Tim Caulfield: OK, so my heart says, yes, do it, please. So that's what my heart says. And I also think that there is some evidence to suggest it works, right? That it does work. It slows the spread of misinformation. We saw that with de platforming of Trump. It did slow the spread. So I think in the aggregate, if the goal is slowing the spread of misinformation in the aggregate, it probably works, especially for those who are the movable middle. So do I mean by that people that are who are vaccination hesitant will use them as an example. They're not all hardcore deniers, obviously, right there on a continuum. And the ones that we really want to try to target with our messaging is that movable middle right. The and I think when you do platform people, the group that benefits the most is that movable middle because they're the ones that aren't going to see the misinformation as much, because we've got a platform that it's not going to wash over them in their daily life. And that's really what you're aiming. So that takes me to the potential downside of platforming, because, again, I think we need empirical evidence to see if this is true. But I think it it it makes sense that there's concern it's going to lead to further polarization, where these individuals are going to go to different platforms and it's going to create a really intense echo chamber. And those that are sort of more hardcore deniers are going to be even more in an echo chamber. And they feel they're going to feel that this platform you just. It plays to their conspiracy theory, world view right platform that may see it is a conspiracy theory. It is a conspiracy. So I think that there's that concern. But why I still say in the aggregate it's beneficials or probably it's very difficult to change the minds, as I said earlier, of those hard-core deniers, right? So if if you think of fighting misinformation as a public health intervention, de platforming is the right move. But I do think we need to talk about what that means for long term policy. Is this really the right way to deal with misinformation, but short term in the middle of a pandemic when you're trying to get people vaccinated? I think it makes sense.
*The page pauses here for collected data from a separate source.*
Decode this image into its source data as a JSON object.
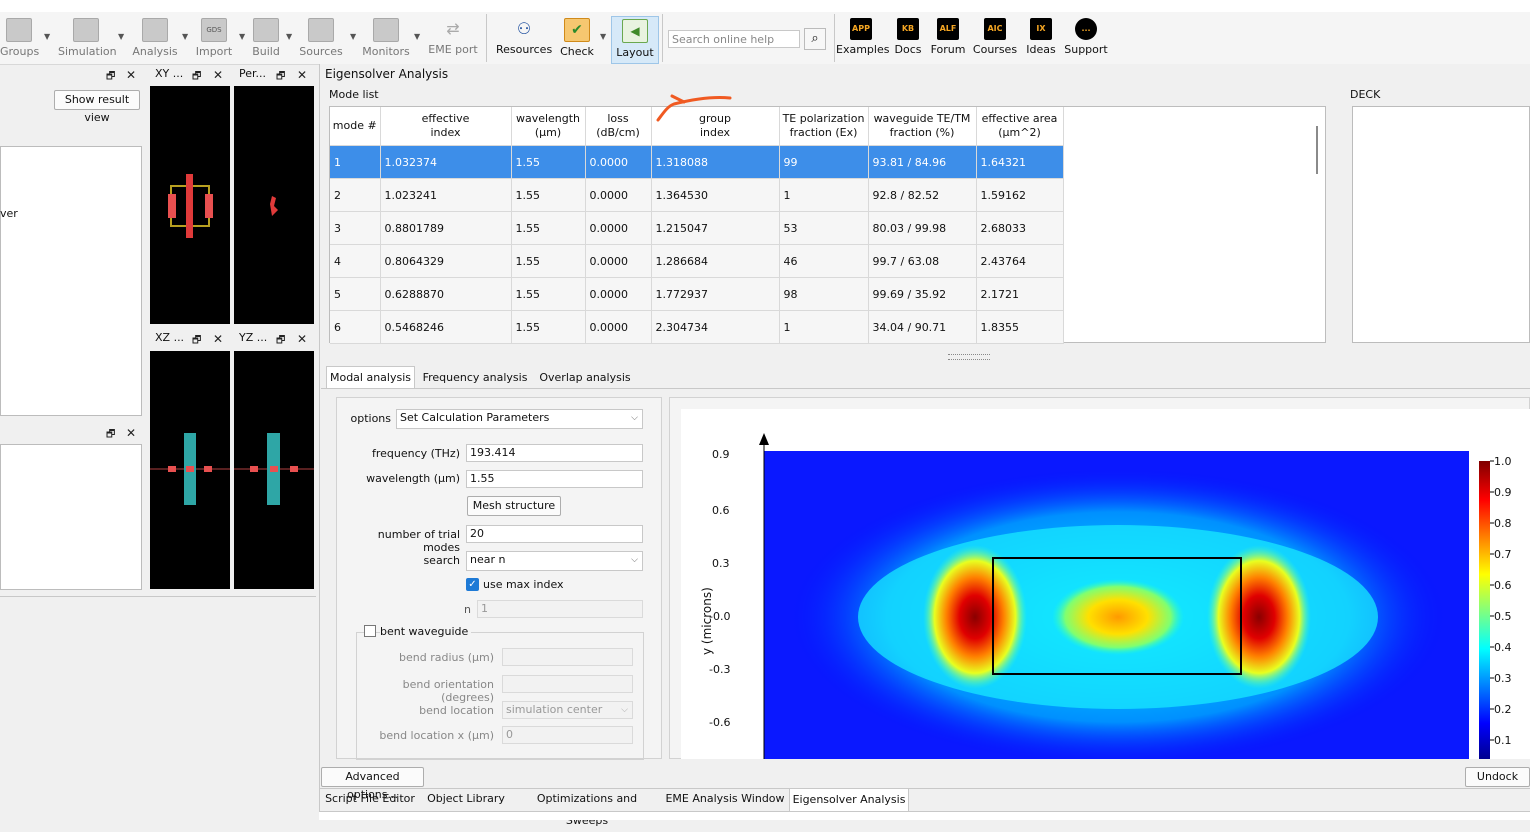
{
  "toolbar": {
    "items": [
      {
        "label": "Groups"
      },
      {
        "label": "Simulation"
      },
      {
        "label": "Analysis"
      },
      {
        "label": "Import",
        "icon_text": "GDS"
      },
      {
        "label": "Build"
      },
      {
        "label": "Sources"
      },
      {
        "label": "Monitors"
      },
      {
        "label": "EME port"
      }
    ],
    "resources_label": "Resources",
    "check_label": "Check",
    "layout_label": "Layout",
    "search_placeholder": "Search online help",
    "badges": [
      {
        "icon_text": "APP",
        "label": "Examples"
      },
      {
        "icon_text": "KB",
        "label": "Docs"
      },
      {
        "icon_text": "ALF",
        "label": "Forum"
      },
      {
        "icon_text": "AIC",
        "label": "Courses"
      },
      {
        "icon_text": "IX",
        "label": "Ideas"
      },
      {
        "icon_text": "...",
        "label": "Support"
      }
    ]
  },
  "left": {
    "show_result_view": "Show result view",
    "partial_text": "ver",
    "views": {
      "xy": "XY ...",
      "per": "Per...",
      "xz": "XZ ...",
      "yz": "YZ ..."
    }
  },
  "eigensolver": {
    "title": "Eigensolver Analysis",
    "mode_list_label": "Mode list",
    "deck_label": "DECK",
    "columns": [
      [
        "mode #"
      ],
      [
        "effective",
        "index"
      ],
      [
        "wavelength",
        "(µm)"
      ],
      [
        "loss",
        "(dB/cm)"
      ],
      [
        "group",
        "index"
      ],
      [
        "TE polarization",
        "fraction (Ex)"
      ],
      [
        "waveguide TE/TM",
        "fraction (%)"
      ],
      [
        "effective area",
        "(µm^2)"
      ]
    ],
    "rows": [
      [
        "1",
        "1.032374",
        "1.55",
        "0.0000",
        "1.318088",
        "99",
        "93.81 / 84.96",
        "1.64321"
      ],
      [
        "2",
        "1.023241",
        "1.55",
        "0.0000",
        "1.364530",
        "1",
        "92.8 / 82.52",
        "1.59162"
      ],
      [
        "3",
        "0.8801789",
        "1.55",
        "0.0000",
        "1.215047",
        "53",
        "80.03 / 99.98",
        "2.68033"
      ],
      [
        "4",
        "0.8064329",
        "1.55",
        "0.0000",
        "1.286684",
        "46",
        "99.7 / 63.08",
        "2.43764"
      ],
      [
        "5",
        "0.6288870",
        "1.55",
        "0.0000",
        "1.772937",
        "98",
        "99.69 / 35.92",
        "2.1721"
      ],
      [
        "6",
        "0.5468246",
        "1.55",
        "0.0000",
        "2.304734",
        "1",
        "34.04 / 90.71",
        "1.8355"
      ]
    ],
    "selected_row": 0
  },
  "analysis_tabs": [
    "Modal analysis",
    "Frequency analysis",
    "Overlap analysis"
  ],
  "form": {
    "options_label": "options",
    "options_value": "Set Calculation Parameters",
    "frequency_label": "frequency (THz)",
    "frequency_value": "193.414",
    "wavelength_label": "wavelength (µm)",
    "wavelength_value": "1.55",
    "mesh_button": "Mesh structure",
    "trial_modes_label": "number of trial modes",
    "trial_modes_value": "20",
    "search_label": "search",
    "search_value": "near n",
    "use_max_index_label": "use max index",
    "n_label": "n",
    "n_value": "1",
    "bent_label": "bent waveguide",
    "bend_radius_label": "bend radius (µm)",
    "bend_orientation_label": "bend orientation (degrees)",
    "bend_location_label": "bend location",
    "bend_location_value": "simulation center",
    "bend_location_x_label": "bend location x (µm)",
    "bend_location_x_value": "0"
  },
  "plot": {
    "ylabel": "y (microns)",
    "yticks": [
      "0.9",
      "0.6",
      "0.3",
      "-0.0",
      "-0.3",
      "-0.6"
    ],
    "colorbar_ticks": [
      "1.0",
      "0.9",
      "0.8",
      "0.7",
      "0.6",
      "0.5",
      "0.4",
      "0.3",
      "0.2",
      "0.1"
    ]
  },
  "advanced_button": "Advanced options...",
  "undock_button": "Undock",
  "bottom_tabs": [
    "Script File Editor",
    "Object Library",
    "Optimizations and Sweeps",
    "EME Analysis Window",
    "Eigensolver Analysis"
  ],
  "colors": {
    "selection": "#3d8ee9",
    "accent_check": "#f0a030"
  }
}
Vardit Ravitsky: So interesting what you just said, that at least now we're all present in the same space and we talk to each other. And you've painted this really dark scenario of the two groups not even interacting because they have their own platforms. And you have to kind of peek to the other worlds to see what their what is being told there. Thank you so much for all your insights. This has been tremendously Eye-Opening and fascinating. Thank you, Tim.
Tim Caulfield: Thank you very. And thank you for all the stuff that you do.